St. Oswald
1.

Der h. Oswald, der ein christlicher König im Etschlande war, wurde von Heiden und anderen bösen Leuten des Thrones beraubt und vertrieben. Da flüchtete er sich zum Isinger hinauf und wohnte dort, bis er selig im Herrn starb. So lange König St. Oswald regierte, waren die guten Zeiten, denn da gab es weder Hunger, noch Theurung, weder Krieg noch Pest. Die Äcker und Wiesen trugen wenigstens noch soviel, als heuzutage. Selbst der Arme hatte mehr als genug und mußte sich das Brot nicht sauer verdienen. Friede und Recht herrschten, solange der h.

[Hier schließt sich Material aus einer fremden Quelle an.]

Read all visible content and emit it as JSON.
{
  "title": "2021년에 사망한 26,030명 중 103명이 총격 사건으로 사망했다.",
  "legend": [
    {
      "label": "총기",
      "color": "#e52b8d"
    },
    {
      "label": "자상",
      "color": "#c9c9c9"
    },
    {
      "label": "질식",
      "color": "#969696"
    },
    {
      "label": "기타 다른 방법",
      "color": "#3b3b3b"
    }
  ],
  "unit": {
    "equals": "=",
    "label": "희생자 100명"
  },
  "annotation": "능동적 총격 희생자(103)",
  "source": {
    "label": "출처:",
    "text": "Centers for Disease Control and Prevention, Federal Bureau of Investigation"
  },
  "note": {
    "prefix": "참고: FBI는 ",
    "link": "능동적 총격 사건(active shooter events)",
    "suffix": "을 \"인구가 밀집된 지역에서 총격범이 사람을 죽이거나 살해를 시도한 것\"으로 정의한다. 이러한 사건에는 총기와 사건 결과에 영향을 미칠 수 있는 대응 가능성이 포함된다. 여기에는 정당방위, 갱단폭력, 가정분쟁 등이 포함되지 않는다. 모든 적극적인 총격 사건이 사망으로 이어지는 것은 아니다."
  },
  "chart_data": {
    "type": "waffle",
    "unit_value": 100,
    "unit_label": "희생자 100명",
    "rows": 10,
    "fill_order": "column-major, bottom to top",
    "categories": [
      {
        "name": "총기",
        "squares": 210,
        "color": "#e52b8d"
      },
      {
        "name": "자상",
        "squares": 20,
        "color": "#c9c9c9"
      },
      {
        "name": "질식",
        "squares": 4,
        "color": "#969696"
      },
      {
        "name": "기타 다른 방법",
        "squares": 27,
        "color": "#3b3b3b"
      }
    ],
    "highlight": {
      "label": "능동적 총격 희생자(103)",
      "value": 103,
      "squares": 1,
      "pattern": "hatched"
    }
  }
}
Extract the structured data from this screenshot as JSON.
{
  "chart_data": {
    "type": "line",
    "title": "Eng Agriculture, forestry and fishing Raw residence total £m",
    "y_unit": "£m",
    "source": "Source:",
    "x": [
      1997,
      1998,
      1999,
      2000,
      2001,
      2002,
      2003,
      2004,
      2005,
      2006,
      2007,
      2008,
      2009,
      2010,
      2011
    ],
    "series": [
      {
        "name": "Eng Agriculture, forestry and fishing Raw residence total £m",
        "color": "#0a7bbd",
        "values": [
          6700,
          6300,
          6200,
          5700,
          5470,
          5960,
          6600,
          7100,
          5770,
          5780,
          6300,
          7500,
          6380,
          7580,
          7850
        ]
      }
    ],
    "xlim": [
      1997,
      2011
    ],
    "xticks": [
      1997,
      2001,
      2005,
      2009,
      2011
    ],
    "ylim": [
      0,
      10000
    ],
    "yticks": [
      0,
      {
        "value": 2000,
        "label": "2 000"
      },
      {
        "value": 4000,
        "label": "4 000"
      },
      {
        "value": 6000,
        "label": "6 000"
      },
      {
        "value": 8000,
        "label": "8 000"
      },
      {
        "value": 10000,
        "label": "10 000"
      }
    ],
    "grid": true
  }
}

König auf dem Throne saß.

2.

Der h. Oswald hat immer einen Raben bei sich und ist der gewaltigste Wetterherr. Wenn er nicht in geziemender Weise verehrt wird, sendet er Hagel und Regen, daß alles Getreide zu Boden geschlagen wird und verdirbt. Um den mächtigen Herrn zu verehren, ziehen am 5. August die Bauern von Schenna und Hafling in Prozession zur Oswaldkapelle am Isinger hinauf. Von dieser, die nahe am Junkbrunnen steht, wird folgende Legende erzählt: In uralter Zeit, wo der Holzwuchs noch weiter hinaufgieng, war die Stelle der Kapelle dicht von Alpenrosenstauden bewachsen. Im Gesträuche fanden Hirten ein Bild des h. Oswald. Sie trugen es nach dem Dorfe Schenna hinunter und stellten es in der dortigen Kirche auf. Doch siehe, kaum war die Nacht angebrochen und herrschte ringsum Dunkel, stieg der h. Oswald lichtstrahlend aus der geschlossenen Kirche empor und ritt dem Isinger zu, wo man ihn am folgenden Tag unter den Alpenrosen fand. Man brachte ihn noch öfters nach Schenna, aber jedesmal ritt er, sobald es dunkel ward, strahlend auf und davon, denn er wollte nur beim Junkbrunnen am Isinger wohnen. - Weil St. Oswald unter Alpenrosen gefunden wurde, heißen sie heutzutage noch bei Hafling Oswaldstauden. Der Heilige soll daran großes Wohlgefallen haben. (Meran.)


Quelle: Sagen aus Tirol, Gesammelt und herausgegeben von Ignaz V. Zingerle, Innsbruck 1891, Nr. 1, Seite 1.